Benchmarking Retpoline-Enabled GCC 8 With -mindirect-branch=thunk
We have looked several times already at the performance impact of Retpoline support in the Linux kernel, but what about building user-space packages with -mindirect-branch=thunk? Here is the performance cost to building some performance tests in user-space with -mindirect-branch=thunk and -mindirect-branch=thunk-inline.
Retpoline support was added this weekend to GCC 8 and has since been back-ported so far to GCC 7 that along with the CONFIG_RETPOLINE changes in the Linux kernel are used for mitigating Spectre Variant Two. The -mindirect-branch=thunk option added to the GNU Compiler Collection is used to convert an indirect call and jump to call and return thunks. There's also the -mindirect-branch=thunk-inline for converting indirect calls and jumps to an inlined call and return thunk. By default GCC isn't enabling -mindirect-branch but the default value is "keep" to keep indirect calls unmodified.
Retpoline-patched kernels automatically make use of -mindirect-branch=thunk in the kernel build when available for full kernel protection. But you can also build user-space packages with -mindirect-branch=thunk to avoid speculative indirect calls within application code. Curious about the impact, I ran tests of some user-space benchmarks when adding to the CFLAGS/CXXFLAGS -mindirect-branch=thunk and then -mindirect-branch=thunk-inline.

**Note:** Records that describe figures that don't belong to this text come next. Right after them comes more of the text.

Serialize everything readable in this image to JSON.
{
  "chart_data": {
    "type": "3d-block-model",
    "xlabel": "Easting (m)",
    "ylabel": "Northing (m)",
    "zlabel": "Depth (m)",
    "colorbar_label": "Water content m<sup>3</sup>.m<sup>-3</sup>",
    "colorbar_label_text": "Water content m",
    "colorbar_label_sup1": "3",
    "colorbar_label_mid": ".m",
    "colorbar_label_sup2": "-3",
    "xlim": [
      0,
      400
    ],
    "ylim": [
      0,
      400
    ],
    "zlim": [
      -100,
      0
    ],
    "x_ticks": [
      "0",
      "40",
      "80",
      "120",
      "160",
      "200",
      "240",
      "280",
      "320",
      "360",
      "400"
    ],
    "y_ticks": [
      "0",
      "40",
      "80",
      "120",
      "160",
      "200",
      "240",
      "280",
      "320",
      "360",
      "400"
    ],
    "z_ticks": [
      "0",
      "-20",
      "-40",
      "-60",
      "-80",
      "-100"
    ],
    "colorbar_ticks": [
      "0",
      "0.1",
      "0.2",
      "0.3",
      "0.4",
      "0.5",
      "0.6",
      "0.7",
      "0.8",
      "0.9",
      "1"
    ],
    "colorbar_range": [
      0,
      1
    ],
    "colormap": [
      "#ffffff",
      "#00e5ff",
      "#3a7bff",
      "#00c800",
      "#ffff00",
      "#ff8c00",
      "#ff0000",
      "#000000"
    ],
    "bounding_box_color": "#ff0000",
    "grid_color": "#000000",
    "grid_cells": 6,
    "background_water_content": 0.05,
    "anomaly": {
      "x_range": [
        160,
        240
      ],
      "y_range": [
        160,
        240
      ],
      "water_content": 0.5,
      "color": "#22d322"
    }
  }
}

During this round of compiler benchmarking on the Intel Core i9 7980XE running Debian 9.3 it was using a Linux 4.15 Git kernel built with GCC 8.0.1 and full Retpoline protection as well as the yet-to-be-merged RETPOLINE_UNDERFLOW support for Skylake and Kabylake systems. KPTI is also present. The GCC 8.0.1 compiler used for building this kernel and the various benchmarks with the different compiler flags was built from SVN/Git as of 15 January. All of these benchmarks carried out using the Phoronix Test Suite.